Stefano Greco: Pochi mesi fa su facebook mi avevano invitato al giochino della lista con i dieci album per me più importanti dal punto di vista strettamente personale. Fra questi ho inserito King for a Day, che entrava in top ten in quanto punto di svolta. L’abusatissima (anche da me) espressione “questo disco mi ha cambiato la vita” nel caso specifico equivale a verità. I Faith No More già li conoscevo da tempo ma il loro essere inclassificabili cozzava pesantemente con la mia estrazione defender della prima ora, il preconcetto mi impediva di apprezzarli e probabilmente ne bollavo l’eclettismo come pretenziosità. Digging The Grave in rotazione su MTV è stato l’amo a cui abboccare, una qualche forma di epicità sui generis mischiata alle grida sguaiate di Mike Patton sono state il canto delle sirene che mi ha attratto in quella trappola eretica chiamata FNM. Per qualche tempo quello è stato l’unico brano che mi piacesse davvero dell’album, questo fino ad un pomeriggio in cui qualcosa nella mia testa ha fatto clic e ho ricevuto in omaggio un paio di orecchie nuove.
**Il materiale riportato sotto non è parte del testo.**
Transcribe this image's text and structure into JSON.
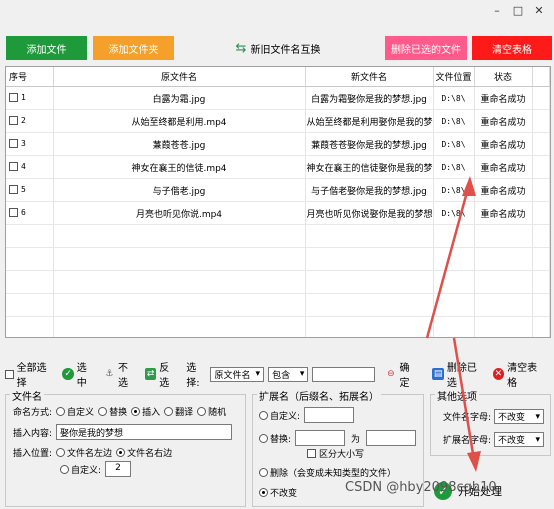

King for a Day è l’album completo per eccellenza, riesce a passare dai travasi di bile al gospel in tre mosse, una cosa che a raccontarla pare una cazzata e invece quando l’ascolti fila tutto liscio e coerente. Da lì ho recuperato tutta la discografia precedente e per un lunghissimo periodo ho avuto serie difficoltà ad ascoltare qualsiasi altra cosa.

ATR

ATARI TEENAGE RIOT – Delete Yourself!

Trainspotting: Non so se ricordate Bruno Parisi, che ha scritto su Metal Shock per un periodo. È sparito dalla circolazione ma ci manca tantissimo. A me Delete Yourself! ricorda proprio un episodio nella macchina di Bruno, mentre andavamo a giocare a calcetto. Io sostenevo che per caricarsi prima della partita bisognava ascoltare il power metal, mentre lui ribatteva che invece la spinta migliore te la davano i Darkthrone, perché così entravi cattivo e ignorante come Jaap Stam. E insomma una volta nella sua macchina portai questo disco, sparato a manetta per tutto il tragitto: solo che ottenemmo l’effetto opposto, perché gli ATR possono caricarti solo se sei minorenne e/o strafatto di qualche innominabile droga sintetica; in caso contrario, al massimo ridi per una decina di minuti e poi tiri fuori il cd. All’inizio degli anni duemila poi si cercava addirittura per farli passare per dei folli geni sperimentatori, quando in realtà erano tre coatti di Berlino che provavano qualsiasi droga gli capitasse a tiro e che in definitiva erano più accostabili a dei gabber che a dei metallari, o punk, o rockettari. Dopo vent’anni ciò che rimane è il cd perfetto per fare incazzare i vicini di casa, e poco più. A conferma di ciò, intorno al 2003 vidi un concerto di Alec Empire all’aperto con i volumi più alti che abbia mai sentito. Chissà i vicini che hanno pensato.

Il Messicano: Sempre per la rubrica “Prendersi le palle a morsi per ricordare il mese preciso d’uscita dei dischi di vent’anni fa da trattare per avere vent’anni”, a ‘sto giro mi tocca Delete Yourself!, ovvero il primo album degli Atari Teenage Riot. Definiti nei modi più disparati, questi in pratica prendevano riff punk/hc/metal, li campionavano e ci aggiungevano basi elettroniche, urla belluine o discorsi vari. Insomma: l’ideale per drogarsi. Il disco è praticamente tutto così. Alec Empire, qualche anno dopo, sarebbe diventato una sorta di guru nichilista della mia sacca scrotale, ma questa è un’altra storia. Uno degli album ideali per quando siete “in botta”, anche se penso che non lo sarete mai, essendo voi metallarini di plastica bocconiani amanti dei gruppi con l’arpa campionata e le voci femminili, cioè di tutto ciò che non è roccherrò o medalz. E poi non si fa, eh. La droga è illegale e fa male. Piombo agli infami, gloria a noi.